Silizium-Nanopartikel werden verpackt
Bei der Anoden-Herstellung werden die Silizium-Nanopartikel in eine starre Hülle verpackt, um sie vor schädlichen Wechselwirkungen mit dem Elektrolyten der Batterie zu schützen. Die Innenseite der Hülle wiederum ist eine Art Siliziumschwamm, der aufgrund seiner Porosität beim Aufladen der Batterie die Volumenvergrößerung abfedern kann. Advano nennt seine Silizium-Lösung A-SiFx.
Auch Tesla setzt mittlerweile auf speziell bearbeitetes Silizium in der Anoden, allerdings in kleinerer Ausprägung – ohne ohne auf Graphit zu verzichten. Der Autobauer streut speziell bearbeitetes Siliziumoxid (= Sand), das die Belastung durch das Aufquellen während des Ladevorgangs aushält, über die Graphitanode. Diese Methode, so schätzen Batterieexperten, hilft, die Energiedichte zu verbessern – aber nicht in dem Ausmaß, wie es Sila Nano oder Advano mit ihrer Methode anstreben.
Advano will Silizium-Anoden zeitnah in Unterhaltungselektronik einsetzen
Obwohl es noch ein weiter Weg ist, um aus diesen Forschungserfolgen Lithium-Silizium-Akkus zu machen, die beispielsweise Elektroautos antreiben – Advano steht nach eigener Aussage in Gesprächen mit Anbietern von Unterhaltungselektronik, diese Silizium-Anoden zu verwenden.
Auch Konkurrenten des Cleantech-Startup des Tages gehen einen ähnlichen Weg: Beispielsweise strebt Sila Nanotechnologies an, seine vergleichbare Technologie noch dieses Jahr in kleine Elektronikgeräte zu integrieren. Der deutsche Autobauer BMW setzt auf die Innovation von Sila Nano – und plant, Batterien mit Silizium-Anoden ab etwa 2023 in seinen Fahrzeugen einzusetzen. Auch Daimler arbeitet mit dem Cleantech-Unternehmen zusammen.
Alternative zur gehypten Feststoffbatterie
Oft werden Feststoffbatterien als Nachfolger von Lithium-Ionen-Akkus ab Mitte der 2020er Jahre beschrieben. Aber Silizium-Anoden liefern aus Sicht der Unternehmen ein ganz ähnliches Potenzial zur Verbesserung der Energiedichte und damit zu Reichweitensteigerung oder Gewichtsreduzierung von Elektroautos. Und: Der maßgebliche Vorteile könnte darin liegen, dass für Lithium-Silizium-Akkus keine veränderten Produktionskapazitäten geschaffen werden müssten – im Gegensatz zur Massenproduktion von Feststoffbatterien.

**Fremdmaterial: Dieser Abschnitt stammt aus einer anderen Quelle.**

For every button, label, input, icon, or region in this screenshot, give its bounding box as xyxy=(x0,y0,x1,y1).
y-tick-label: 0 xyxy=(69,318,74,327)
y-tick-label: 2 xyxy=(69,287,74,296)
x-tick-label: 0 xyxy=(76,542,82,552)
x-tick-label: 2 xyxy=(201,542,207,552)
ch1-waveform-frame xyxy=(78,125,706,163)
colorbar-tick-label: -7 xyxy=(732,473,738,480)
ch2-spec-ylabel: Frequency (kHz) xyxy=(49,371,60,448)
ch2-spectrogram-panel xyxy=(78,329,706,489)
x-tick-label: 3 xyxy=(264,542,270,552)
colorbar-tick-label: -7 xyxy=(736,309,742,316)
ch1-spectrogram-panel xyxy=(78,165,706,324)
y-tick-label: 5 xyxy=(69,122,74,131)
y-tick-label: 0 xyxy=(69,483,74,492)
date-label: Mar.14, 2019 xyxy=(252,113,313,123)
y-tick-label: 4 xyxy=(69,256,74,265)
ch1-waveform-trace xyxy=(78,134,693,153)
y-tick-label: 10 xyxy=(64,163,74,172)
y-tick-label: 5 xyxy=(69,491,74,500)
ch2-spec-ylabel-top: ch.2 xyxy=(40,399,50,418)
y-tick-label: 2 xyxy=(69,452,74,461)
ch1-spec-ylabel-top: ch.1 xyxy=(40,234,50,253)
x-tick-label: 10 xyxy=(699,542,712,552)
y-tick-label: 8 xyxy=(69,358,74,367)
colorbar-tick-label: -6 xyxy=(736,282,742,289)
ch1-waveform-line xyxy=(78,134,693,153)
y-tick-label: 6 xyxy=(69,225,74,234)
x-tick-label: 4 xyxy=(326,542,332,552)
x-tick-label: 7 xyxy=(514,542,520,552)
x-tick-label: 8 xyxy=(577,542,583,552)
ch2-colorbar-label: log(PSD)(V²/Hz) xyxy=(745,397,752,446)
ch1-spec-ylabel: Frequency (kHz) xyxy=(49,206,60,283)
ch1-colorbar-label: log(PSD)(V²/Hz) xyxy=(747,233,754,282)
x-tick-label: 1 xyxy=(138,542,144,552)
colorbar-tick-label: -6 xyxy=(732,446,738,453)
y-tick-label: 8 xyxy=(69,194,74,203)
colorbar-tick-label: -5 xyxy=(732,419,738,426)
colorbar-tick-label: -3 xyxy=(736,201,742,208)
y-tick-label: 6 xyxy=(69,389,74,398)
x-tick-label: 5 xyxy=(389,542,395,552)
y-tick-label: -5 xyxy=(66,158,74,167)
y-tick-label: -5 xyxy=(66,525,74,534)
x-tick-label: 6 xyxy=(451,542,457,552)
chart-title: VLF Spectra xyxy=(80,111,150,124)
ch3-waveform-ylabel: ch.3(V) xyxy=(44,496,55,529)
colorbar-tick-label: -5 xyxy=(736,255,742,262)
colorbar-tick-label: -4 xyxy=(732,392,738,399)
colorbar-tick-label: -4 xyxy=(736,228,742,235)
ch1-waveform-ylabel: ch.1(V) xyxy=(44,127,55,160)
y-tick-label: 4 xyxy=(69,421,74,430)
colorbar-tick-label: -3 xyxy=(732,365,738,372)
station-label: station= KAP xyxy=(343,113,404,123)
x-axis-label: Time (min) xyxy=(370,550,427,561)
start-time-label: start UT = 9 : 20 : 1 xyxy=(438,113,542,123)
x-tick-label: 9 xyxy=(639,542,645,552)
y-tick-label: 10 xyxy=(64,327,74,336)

Im Vergleich zu Sila Nanotechnologies ist Advano erst jetzt, also rund zwei Jahre später, ins Licht der Öffentlichkeit gerückt. Advano hat im Januar mehr als 18 Millionen Dollar Venture Capital eingeworben – und mit dem iPod-Erfinder Tony Fadell einen prominenten Aufseher hinzugewonnen. Fadell hat nicht nur selbst über Future Shape in das Unternehmen investiert, sondern auch als Teil des Mitsui Kinzoku SBI Material Innovation Fund. Das japanische Mitsui Kinzoku gilt als einer der wichtigsten Hersteller von Batteriematerialen überhaupt.
Durch den Zusatz von Silizium zu Li-Ionen-Batterien kann deren Lebensdauer um das 10-fache verlängert werden. Stellen Sie sich vor, Sie könnten die „Reichweitenangst“ beseitigen: mehr Elektroautos, weniger CO2. Aber niemand war bisher in der Lage, die vier Schlüsselfragen gleichzeitig zu lösen: Materialausdehnung, Lebensdauer, Kosten und Skalierbarkeit bei der Herstellung. Die Batterieexperten von Advano sind die ersten, die sie alle erfolgreich angehen. Außerdem verwenden sie nachhaltig gewonnenes Silizium. Advanos innovative Arbeit mit Silizium ist der heilige Gral für Batterien.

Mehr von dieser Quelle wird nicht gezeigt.